“The White Crucifixion”, Marc Chagall, 1938, Art Institute of Chicago.
The Jewish artist, Marc Chagall, shows the crucified Jesus as a Jewish martyr. His head is covered as if he were in prayer and around his waist is a Jewish prayer shawl with it’s tzitzit or threads with knots to serve as reminders of the commandments to be observed in this life. Except here there are no knots because Jesus is already dead. Chagall wrote “For me, Christ has always represented the true archetype of the Jewish martyr”. But it is clear that for him the crucified Christ was also a universal symbol of innocent suffering. Chagall painted this in 1938 in the wake of what would become know as “Kristallnacht”, when on the 9th/10th November 1938 in cities across Germany, Austria and Czechoslovakia, Jewish homes were ransacked, the streets covered in the broken glass from their windows, synagogues burned, Jewish graveyards desecrated, and people arrested for simply being Jews. In this painting to the left of the cross Chagall’s home village has been pillaged. Actually this event happened on the very night Chagall was born. As a result he grew up moving from town to town. To the right, a synagogue is being looted and burnt. Below the cross people flee in every direction. A mother holds her child close to her chest as she fees beyond our view. Also on the left on what looks like a river there is a boat filled with people. One of them extends an arm towards the cross. In one of his poems Chagall wrote: “I carry my cross every day, l am led by the hand and pushed forward, the night grows dark around me. Have you abandoned me, my God? Why?” Despite these scenes of death, destruction and abandonment, there is a central beam of light shining down unto the cross illumining the dead Jesus. This beam of brightness transforms the depiction of the senseless suffering of innocent people into what might properly be called a lament, and a lament is prayer. One candle on the menorah just below the cross has been extinguished, and yet the innocent Christ is aglow with divine light from above as if he has replaced the seventh candle.

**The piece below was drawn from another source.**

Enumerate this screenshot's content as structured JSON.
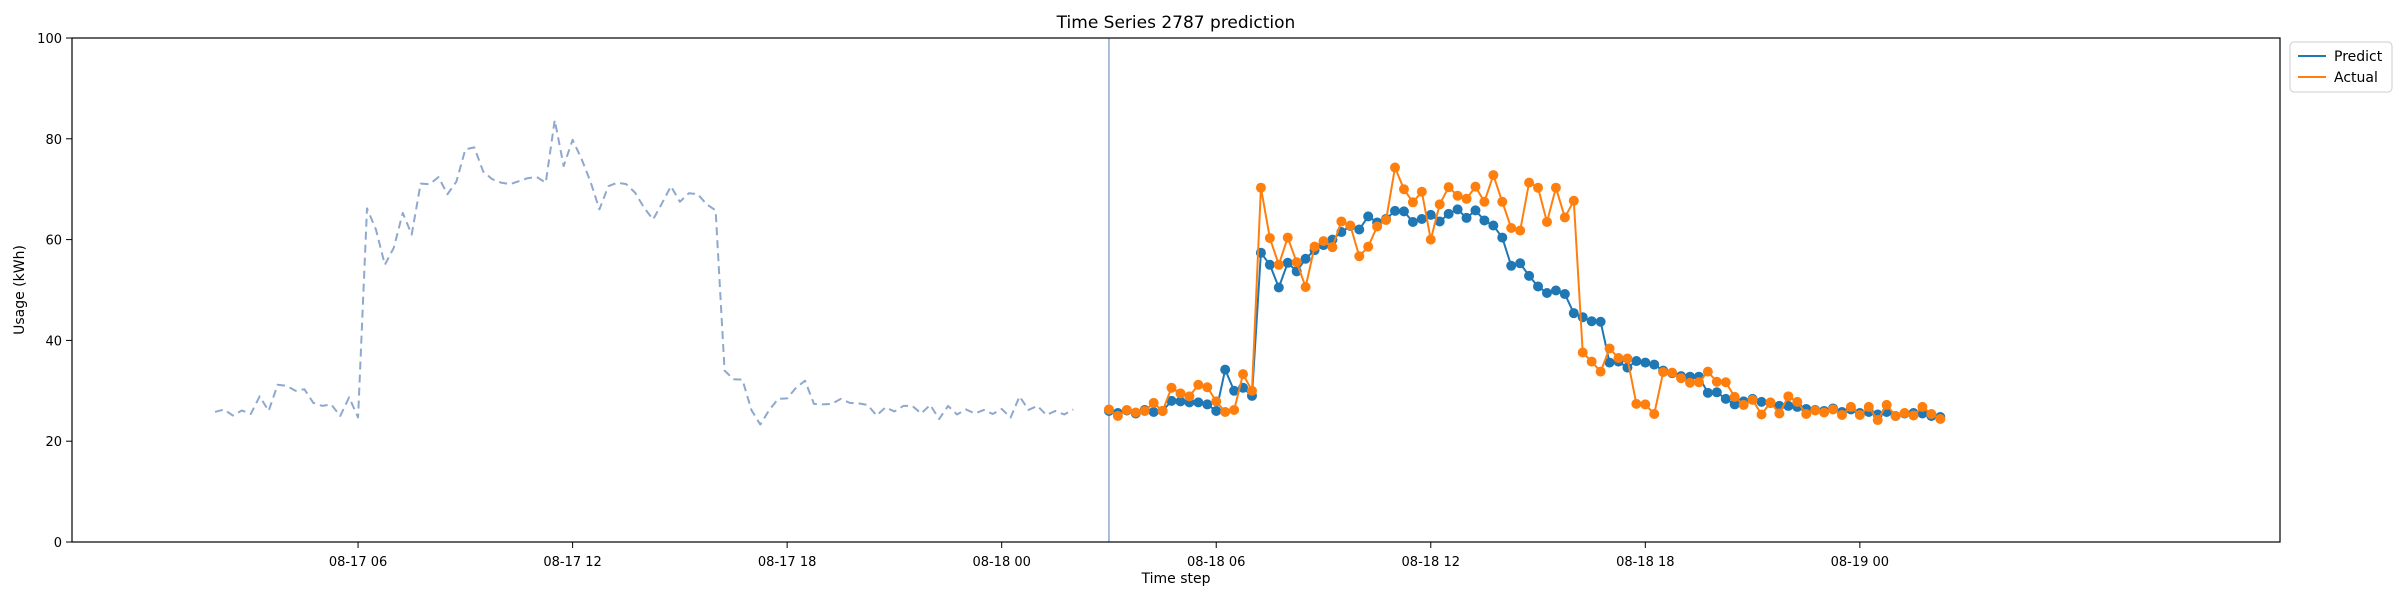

This painting is on display in the newly founded Museo del Corso in Rome, to coincide with the beginning of this year of Jubilee. This holy year is an initiative which calls us together in hope. Can we find hope, if together we embrace our common humanity, letting the light of basic human goodness shine out in a darkening world? Tomorrow the Holocaust will be remembered by many in sincerity of heart. But what happened then continues still: we remain as a world trapped in the age-old conflict of Cain and Abel. It is time to let the light we bear shine forth.